Dolores was a cat of a different stripe. She was the pet tabby cat of the North Adams Fire Department. "And she acted in a manner that convinced the firemen of the State Street station that they made no mistake in adopting her as their official mascot a couple of weeks ago," the Transcript said in December 1926.
Dolores, as cats will, caught naps where she could. She was asleep on the rear platform of one of the trucks the day a call came in for a fire at the James R. Harrington home on State Street. The firemen jumped on their trucks and raced to the scene.
"As the truck on which Dolores was sleeping crossed the State Street bridge three husky firemen who were on the rear platform heard a shrill "Meow." Looking up at them was Dolores, not frightened but apparently wondering what all the hurry was about. One of the firemen reached down and picked up Dolores, placed her on top of the fire hose in the body of the truck. And there she remained until the scene of the fire was reached."
Dolores was then put on the driver's seat and wrapped in a coat to stay warm as the firefighters did their work. She "appeared content and remained in the truck for two hours when she was placed in the chief's car and taken back to the fire station. She then ate a hearty supper, stretched and promptly found a warm corner in which she curled up for another nap."

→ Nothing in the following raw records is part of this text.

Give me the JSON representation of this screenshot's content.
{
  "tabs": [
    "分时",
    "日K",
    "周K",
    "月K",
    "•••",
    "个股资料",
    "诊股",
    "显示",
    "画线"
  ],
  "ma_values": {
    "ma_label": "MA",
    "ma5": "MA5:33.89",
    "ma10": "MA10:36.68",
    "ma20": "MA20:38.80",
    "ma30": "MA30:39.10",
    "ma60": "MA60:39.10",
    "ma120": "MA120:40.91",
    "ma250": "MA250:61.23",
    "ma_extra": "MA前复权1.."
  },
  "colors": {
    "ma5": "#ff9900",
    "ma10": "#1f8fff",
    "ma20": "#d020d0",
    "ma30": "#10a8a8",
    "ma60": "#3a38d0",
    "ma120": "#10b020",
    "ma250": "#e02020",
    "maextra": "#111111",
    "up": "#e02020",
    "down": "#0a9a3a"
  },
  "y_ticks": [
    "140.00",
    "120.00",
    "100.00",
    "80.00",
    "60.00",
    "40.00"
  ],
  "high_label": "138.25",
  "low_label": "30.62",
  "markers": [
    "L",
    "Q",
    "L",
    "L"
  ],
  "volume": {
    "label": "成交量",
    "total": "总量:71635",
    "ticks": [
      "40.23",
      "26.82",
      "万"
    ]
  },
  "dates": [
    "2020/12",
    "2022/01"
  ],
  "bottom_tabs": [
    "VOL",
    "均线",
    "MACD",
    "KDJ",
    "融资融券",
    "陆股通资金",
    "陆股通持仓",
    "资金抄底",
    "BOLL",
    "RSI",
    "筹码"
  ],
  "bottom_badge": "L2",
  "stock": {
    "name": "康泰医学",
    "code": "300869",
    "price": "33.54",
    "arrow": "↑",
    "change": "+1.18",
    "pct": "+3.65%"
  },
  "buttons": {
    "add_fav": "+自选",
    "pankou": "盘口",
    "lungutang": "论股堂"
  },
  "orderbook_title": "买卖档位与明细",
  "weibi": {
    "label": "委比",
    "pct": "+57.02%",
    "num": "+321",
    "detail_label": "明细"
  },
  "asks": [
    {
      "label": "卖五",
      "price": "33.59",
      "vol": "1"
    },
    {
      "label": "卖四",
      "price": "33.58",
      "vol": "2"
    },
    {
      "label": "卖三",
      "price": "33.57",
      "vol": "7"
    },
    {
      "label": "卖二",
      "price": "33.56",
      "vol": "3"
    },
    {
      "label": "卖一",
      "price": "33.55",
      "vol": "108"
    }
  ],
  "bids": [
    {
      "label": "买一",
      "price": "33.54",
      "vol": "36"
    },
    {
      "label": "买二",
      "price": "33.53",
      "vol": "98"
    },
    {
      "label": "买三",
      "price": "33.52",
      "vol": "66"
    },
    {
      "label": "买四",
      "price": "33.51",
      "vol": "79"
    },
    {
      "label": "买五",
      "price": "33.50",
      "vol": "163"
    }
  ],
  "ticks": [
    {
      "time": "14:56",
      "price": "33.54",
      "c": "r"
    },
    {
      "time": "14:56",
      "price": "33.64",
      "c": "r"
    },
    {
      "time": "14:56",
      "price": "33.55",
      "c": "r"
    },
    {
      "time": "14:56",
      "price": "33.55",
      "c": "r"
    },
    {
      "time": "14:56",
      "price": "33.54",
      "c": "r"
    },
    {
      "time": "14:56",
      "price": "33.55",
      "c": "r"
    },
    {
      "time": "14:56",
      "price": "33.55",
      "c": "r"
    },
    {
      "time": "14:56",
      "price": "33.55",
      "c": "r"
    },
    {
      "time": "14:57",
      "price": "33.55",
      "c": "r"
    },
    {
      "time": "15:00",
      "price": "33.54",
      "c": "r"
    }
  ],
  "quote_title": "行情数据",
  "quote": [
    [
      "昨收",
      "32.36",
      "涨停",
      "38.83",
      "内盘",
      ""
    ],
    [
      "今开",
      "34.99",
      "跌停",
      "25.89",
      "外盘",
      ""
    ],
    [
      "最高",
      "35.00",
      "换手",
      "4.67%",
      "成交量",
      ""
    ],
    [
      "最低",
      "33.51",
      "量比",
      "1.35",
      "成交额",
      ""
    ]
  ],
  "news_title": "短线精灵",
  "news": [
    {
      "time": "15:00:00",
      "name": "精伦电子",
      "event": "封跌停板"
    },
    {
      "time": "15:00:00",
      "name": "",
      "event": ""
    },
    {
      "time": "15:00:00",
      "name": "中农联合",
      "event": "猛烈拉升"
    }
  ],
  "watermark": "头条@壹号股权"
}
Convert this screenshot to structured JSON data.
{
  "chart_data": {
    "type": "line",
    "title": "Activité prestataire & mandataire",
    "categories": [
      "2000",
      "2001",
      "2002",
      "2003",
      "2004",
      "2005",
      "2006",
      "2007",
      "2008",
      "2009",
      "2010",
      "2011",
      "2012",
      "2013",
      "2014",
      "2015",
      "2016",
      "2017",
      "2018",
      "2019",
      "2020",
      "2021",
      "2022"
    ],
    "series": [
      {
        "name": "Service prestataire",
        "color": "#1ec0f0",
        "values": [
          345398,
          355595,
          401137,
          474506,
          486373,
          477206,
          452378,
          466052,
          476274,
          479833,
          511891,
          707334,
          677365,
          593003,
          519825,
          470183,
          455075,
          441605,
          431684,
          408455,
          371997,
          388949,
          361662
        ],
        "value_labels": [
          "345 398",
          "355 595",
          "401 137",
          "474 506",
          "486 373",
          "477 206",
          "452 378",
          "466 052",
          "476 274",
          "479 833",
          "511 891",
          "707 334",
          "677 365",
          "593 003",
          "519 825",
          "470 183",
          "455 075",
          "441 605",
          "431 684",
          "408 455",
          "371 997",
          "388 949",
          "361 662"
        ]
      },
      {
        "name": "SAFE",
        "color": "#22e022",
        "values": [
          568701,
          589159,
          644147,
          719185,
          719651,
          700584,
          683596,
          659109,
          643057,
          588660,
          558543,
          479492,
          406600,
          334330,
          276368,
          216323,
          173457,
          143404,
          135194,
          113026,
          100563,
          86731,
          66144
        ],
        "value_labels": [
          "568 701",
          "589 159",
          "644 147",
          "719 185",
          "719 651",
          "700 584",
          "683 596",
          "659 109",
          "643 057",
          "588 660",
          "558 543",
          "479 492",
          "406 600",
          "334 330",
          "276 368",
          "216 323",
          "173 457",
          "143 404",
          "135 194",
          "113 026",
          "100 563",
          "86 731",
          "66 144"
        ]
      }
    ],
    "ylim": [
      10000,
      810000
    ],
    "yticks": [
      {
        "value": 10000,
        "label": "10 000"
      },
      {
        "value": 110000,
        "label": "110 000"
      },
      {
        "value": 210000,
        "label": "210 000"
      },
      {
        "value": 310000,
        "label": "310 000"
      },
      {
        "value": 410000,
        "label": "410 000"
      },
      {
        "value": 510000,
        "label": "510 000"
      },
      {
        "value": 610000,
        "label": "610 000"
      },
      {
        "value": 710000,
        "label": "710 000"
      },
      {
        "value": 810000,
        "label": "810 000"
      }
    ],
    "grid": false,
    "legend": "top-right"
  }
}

Cats at times are braver than they should be. When a frightened doe ran through several back yards on Highland Avenue in North Adams, John Plumb's huge black cat "made a spring at it and the doe leaped high in the air and ran up through the gravel pit and out of site," the Transcript said in May 1929.
Cats as we know are fastidious. But a cat in the home of Tax Collector and Mrs. Lemuel G. Lloyd of Bradford Street, Pittsfield, took cleanliness to the extreme. The cat came up from its basement quarters each morning, the Lloyds said in March 1938, "goes direct to the bathroom, pries open the door which is generally left partly ajar, hops up on one of the fixtures where a bristle bowl brush is hanging and chews busily on the stiff bristles for a time until it is satisfied with the condition of its dentition. Then it goes down formally to greet the family, get its breakfast and go out for a little 'catty' chat with the other feline gossips of the neighborhood."
Bernard A. Drew is a regular Eagle contributor.